TAXI drivers and operators will be consulted on Gwynedd Council plans to hike the cost of their licences – which could result in more expensive journeys for their passengers.

This morning, Gwynedd’s General Licensing Committee approved seeking their views on increasing the costs of such licences in order to cover their own administrative overheads. However, the plans are contentious, with a prominent local operator raising fears that it could lead to a shortage of available drivers.

In response to industry reservations, the committee were told that spreading the cost of licences, rather than paying in one lump sum, was an avenue the authority could explore. It was also confirmed that Gwynedd could look at raising the county’s taxi fares if the industry so wished. If the proposals are adopted, it would mean an average increase of 28% across the board, but the cost of three or five year licences would work out much cheaper than purchasing one lasting for 12 months only.

It’s proposed that a one year driver’s licence would increase from £136 to £233, with a new hackney carriage license going from £204 a year to £232, and a renewal also going up in cost from £169.20 to £197.

Meanwhile, a one year operator license is set to increase from £180.80 to £236 and a five year version from £297.80 to £329, with new private hire licenses also being hiked from £240.50 to £269.

Committee chair Cllr Peter Read said: “I think its fair to say that this committee has gone out of its way to help the taxi industry in the past, keeping costs down where at all possible. We’ve heard this morning that very few, if any, operators take out a 12 month license, and it works out much cheaper to opt for the three or five year ones.”

According to the report presented to the committee: “The fees have not been changed since the 2015 Deregulation Act introduced the right to apply for taxi driver licences that remain valid for three years, and operator licences that are valid for up to three or five years.

“The Treasurer’s Department has assessed the proposed fees and has concluded that the proposed increase is reasonable to recover the costs incurred when processing an application, in accordance with what is permitted within the Act.
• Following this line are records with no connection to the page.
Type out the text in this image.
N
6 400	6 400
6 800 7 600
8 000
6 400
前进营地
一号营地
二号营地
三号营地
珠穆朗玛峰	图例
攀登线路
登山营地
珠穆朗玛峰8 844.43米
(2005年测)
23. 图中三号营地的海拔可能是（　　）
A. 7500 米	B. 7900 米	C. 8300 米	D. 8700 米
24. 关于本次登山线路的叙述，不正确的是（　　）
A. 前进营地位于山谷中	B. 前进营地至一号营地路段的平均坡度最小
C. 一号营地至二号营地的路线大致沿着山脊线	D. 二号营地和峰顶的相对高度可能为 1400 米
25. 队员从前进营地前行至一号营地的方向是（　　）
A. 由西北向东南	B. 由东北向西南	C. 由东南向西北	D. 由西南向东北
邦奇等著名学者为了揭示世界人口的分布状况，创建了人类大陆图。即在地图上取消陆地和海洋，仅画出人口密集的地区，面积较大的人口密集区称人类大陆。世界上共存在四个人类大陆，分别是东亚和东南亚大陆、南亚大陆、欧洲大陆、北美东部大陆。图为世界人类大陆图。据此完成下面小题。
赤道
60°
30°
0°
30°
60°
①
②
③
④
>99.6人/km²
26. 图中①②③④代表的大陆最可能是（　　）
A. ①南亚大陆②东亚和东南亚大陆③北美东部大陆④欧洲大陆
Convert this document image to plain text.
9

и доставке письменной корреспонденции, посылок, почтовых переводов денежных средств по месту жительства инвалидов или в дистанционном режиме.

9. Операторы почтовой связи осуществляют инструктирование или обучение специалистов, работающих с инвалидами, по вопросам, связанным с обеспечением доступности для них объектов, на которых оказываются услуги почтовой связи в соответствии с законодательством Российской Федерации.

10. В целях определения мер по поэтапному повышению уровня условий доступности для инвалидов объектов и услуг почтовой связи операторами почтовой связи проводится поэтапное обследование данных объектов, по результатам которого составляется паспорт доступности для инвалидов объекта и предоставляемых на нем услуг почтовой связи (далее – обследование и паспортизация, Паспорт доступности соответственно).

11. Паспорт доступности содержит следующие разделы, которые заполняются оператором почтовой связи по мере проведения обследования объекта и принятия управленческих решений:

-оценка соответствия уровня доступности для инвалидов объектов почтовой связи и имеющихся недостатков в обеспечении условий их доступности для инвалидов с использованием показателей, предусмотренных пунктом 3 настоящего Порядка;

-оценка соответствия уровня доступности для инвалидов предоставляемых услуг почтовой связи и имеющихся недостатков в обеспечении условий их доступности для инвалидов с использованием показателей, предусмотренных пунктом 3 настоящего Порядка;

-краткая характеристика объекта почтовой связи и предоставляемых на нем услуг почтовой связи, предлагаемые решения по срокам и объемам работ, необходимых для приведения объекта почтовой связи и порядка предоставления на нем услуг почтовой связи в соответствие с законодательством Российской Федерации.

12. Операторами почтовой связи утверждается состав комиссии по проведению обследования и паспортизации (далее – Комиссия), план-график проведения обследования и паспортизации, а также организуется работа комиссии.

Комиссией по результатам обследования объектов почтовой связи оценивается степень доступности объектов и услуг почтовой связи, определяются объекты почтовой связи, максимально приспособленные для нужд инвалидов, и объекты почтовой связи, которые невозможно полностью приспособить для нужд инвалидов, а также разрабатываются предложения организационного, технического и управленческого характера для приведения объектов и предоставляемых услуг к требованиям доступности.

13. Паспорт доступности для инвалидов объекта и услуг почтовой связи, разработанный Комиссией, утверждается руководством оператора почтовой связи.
“The percentage increase reflects the average percentage increase across the different licences. Some fees have lesser or greater increase than the average percentage depending on the additional effort involved in the processes.”

However, the proposals have sparked concerns among the industry. It will put a lot of people off becoming drivers,” said Huw Edwards, who runs Tacsis Huw (Huw’s Taxis) in Penygroes.

“You’re looking at £400 if you throw in a medical and a CRB check. It’s going to have a massive impact on the whole industry in Gwynedd.”

Once completed, the findings of the public consultation will be presented to the committee, who will make the final decision.